Try to make a list of the things that you’ve noticed have made you relapse into a bad mental state. Even making this list can be a trigger itself, but it does help to understand how certain events make you feel so you don’t have to relive these things every time.
Practice self care
Setting time aside to take care of your needs is essential when it comes to keeping your mental health positive. Schedule time for a hobby that helps keep you focused and happy to sort of reset your brain. Even playing video games is good for your mental health some studies have shown. If this is how you like to spend your free time, then make sure you do it when you feel your mental state is slipping.

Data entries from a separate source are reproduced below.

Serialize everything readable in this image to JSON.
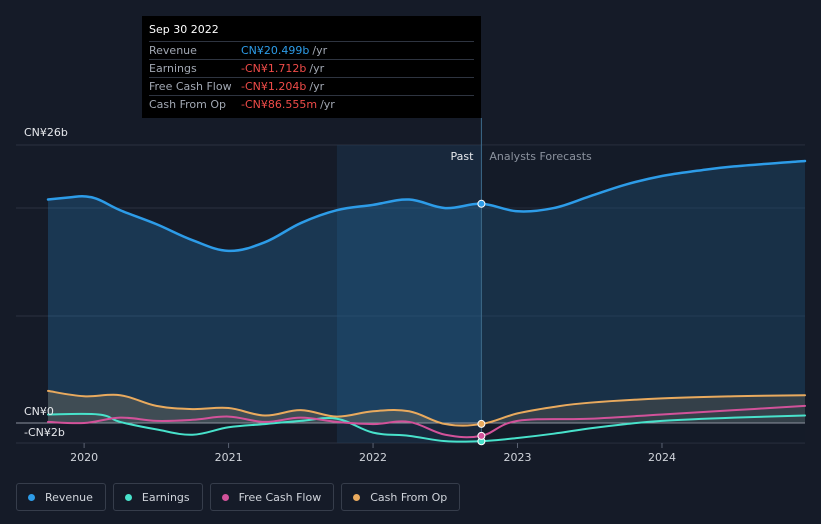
{
  "chart_data": {
    "type": "line",
    "title": "",
    "xlabel": "",
    "ylabel": "",
    "xlim": [
      2019.75,
      2024.99
    ],
    "ylim": [
      -2,
      26
    ],
    "y_axis_labels": [
      "CN¥26b",
      "CN¥0",
      "-CN¥2b"
    ],
    "x_ticks": [
      {
        "value": 2020,
        "label": "2020"
      },
      {
        "value": 2021,
        "label": "2021"
      },
      {
        "value": 2022,
        "label": "2022"
      },
      {
        "value": 2023,
        "label": "2023"
      },
      {
        "value": 2024,
        "label": "2024"
      }
    ],
    "past_label": "Past",
    "forecast_label": "Analysts Forecasts",
    "divider_x": 2022.75,
    "highlight_range": [
      2021.75,
      2022.75
    ],
    "grid": true,
    "legend_position": "bottom-left",
    "series": [
      {
        "name": "Revenue",
        "color": "#2d9ce8",
        "fill": true,
        "points": [
          [
            2019.75,
            20.9
          ],
          [
            2019.9,
            21.1
          ],
          [
            2020.0,
            21.2
          ],
          [
            2020.1,
            20.9
          ],
          [
            2020.25,
            19.9
          ],
          [
            2020.5,
            18.6
          ],
          [
            2020.75,
            17.1
          ],
          [
            2021.0,
            16.1
          ],
          [
            2021.25,
            16.9
          ],
          [
            2021.5,
            18.7
          ],
          [
            2021.75,
            19.9
          ],
          [
            2022.0,
            20.4
          ],
          [
            2022.25,
            20.9
          ],
          [
            2022.5,
            20.1
          ],
          [
            2022.75,
            20.5
          ],
          [
            2023.0,
            19.8
          ],
          [
            2023.25,
            20.1
          ],
          [
            2023.5,
            21.2
          ],
          [
            2023.75,
            22.3
          ],
          [
            2024.0,
            23.1
          ],
          [
            2024.25,
            23.6
          ],
          [
            2024.5,
            24.0
          ],
          [
            2024.99,
            24.5
          ]
        ]
      },
      {
        "name": "Earnings",
        "color": "#48e2cb",
        "fill": false,
        "points": [
          [
            2019.75,
            0.8
          ],
          [
            2020.1,
            0.8
          ],
          [
            2020.25,
            0.1
          ],
          [
            2020.5,
            -0.6
          ],
          [
            2020.75,
            -1.1
          ],
          [
            2021.0,
            -0.4
          ],
          [
            2021.25,
            -0.1
          ],
          [
            2021.5,
            0.2
          ],
          [
            2021.75,
            0.4
          ],
          [
            2022.0,
            -0.9
          ],
          [
            2022.25,
            -1.2
          ],
          [
            2022.5,
            -1.7
          ],
          [
            2022.75,
            -1.7
          ],
          [
            2023.0,
            -1.4
          ],
          [
            2023.25,
            -1.0
          ],
          [
            2023.5,
            -0.5
          ],
          [
            2023.75,
            -0.1
          ],
          [
            2024.0,
            0.2
          ],
          [
            2024.5,
            0.5
          ],
          [
            2024.99,
            0.7
          ]
        ]
      },
      {
        "name": "Free Cash Flow",
        "color": "#d2529a",
        "fill": false,
        "points": [
          [
            2019.75,
            0.1
          ],
          [
            2020.0,
            0.0
          ],
          [
            2020.25,
            0.5
          ],
          [
            2020.5,
            0.2
          ],
          [
            2020.75,
            0.3
          ],
          [
            2021.0,
            0.6
          ],
          [
            2021.25,
            0.1
          ],
          [
            2021.5,
            0.5
          ],
          [
            2021.75,
            0.1
          ],
          [
            2022.0,
            -0.1
          ],
          [
            2022.25,
            0.1
          ],
          [
            2022.5,
            -1.1
          ],
          [
            2022.75,
            -1.2
          ],
          [
            2023.0,
            0.2
          ],
          [
            2023.5,
            0.4
          ],
          [
            2024.0,
            0.8
          ],
          [
            2024.5,
            1.2
          ],
          [
            2024.99,
            1.6
          ]
        ]
      },
      {
        "name": "Cash From Op",
        "color": "#e9aa5e",
        "fill": true,
        "points": [
          [
            2019.75,
            3.0
          ],
          [
            2020.0,
            2.5
          ],
          [
            2020.25,
            2.6
          ],
          [
            2020.5,
            1.6
          ],
          [
            2020.75,
            1.3
          ],
          [
            2021.0,
            1.4
          ],
          [
            2021.25,
            0.7
          ],
          [
            2021.5,
            1.2
          ],
          [
            2021.75,
            0.6
          ],
          [
            2022.0,
            1.1
          ],
          [
            2022.25,
            1.1
          ],
          [
            2022.5,
            -0.1
          ],
          [
            2022.75,
            -0.1
          ],
          [
            2023.0,
            0.9
          ],
          [
            2023.25,
            1.5
          ],
          [
            2023.5,
            1.9
          ],
          [
            2024.0,
            2.3
          ],
          [
            2024.5,
            2.5
          ],
          [
            2024.99,
            2.6
          ]
        ]
      }
    ]
  },
  "tooltip": {
    "date": "Sep 30 2022",
    "rows": [
      {
        "label": "Revenue",
        "value": "CN¥20.499b",
        "unit": "/yr",
        "color": "#2d9ce8"
      },
      {
        "label": "Earnings",
        "value": "-CN¥1.712b",
        "unit": "/yr",
        "color": "#ef4b48"
      },
      {
        "label": "Free Cash Flow",
        "value": "-CN¥1.204b",
        "unit": "/yr",
        "color": "#ef4b48"
      },
      {
        "label": "Cash From Op",
        "value": "-CN¥86.555m",
        "unit": "/yr",
        "color": "#ef4b48"
      }
    ]
  },
  "legend": [
    {
      "label": "Revenue",
      "color": "#2d9ce8"
    },
    {
      "label": "Earnings",
      "color": "#48e2cb"
    },
    {
      "label": "Free Cash Flow",
      "color": "#d2529a"
    },
    {
      "label": "Cash From Op",
      "color": "#e9aa5e"
    }
  ]
}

Practicing meditation is also a great way to help you focus on the moment and avoid having mental breakdowns. It is sort of a way to train your brain to process things in a way that helps you move on before it causes a breakdown.
Even taking a hot bath can be meditative when you start feeling stressed out and it helps you relax the tension in your muscles that have accumulated from your anxiety.

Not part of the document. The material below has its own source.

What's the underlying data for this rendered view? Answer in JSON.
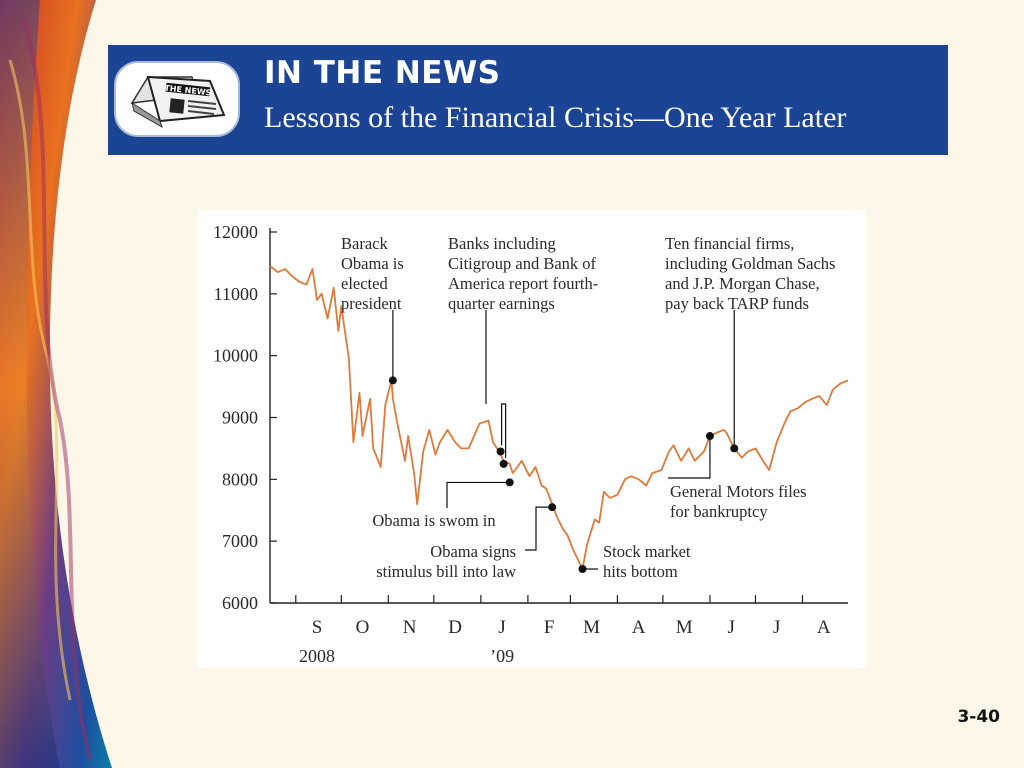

There have been recent studies that suggest that working out and playing sports can treat depression. Veterans that are battling PTSD will also benefit from physical activity as a means to beat back the mental health problems they are facing.
It can take any form from long walks to playing a pick up basketball game with friends. The important thing is finding a physical activity that you enjoy and can lead to some positivity that continues even after you’ve finished.
The endorphins that are created are a powerful antidepressant that can last throughout the day.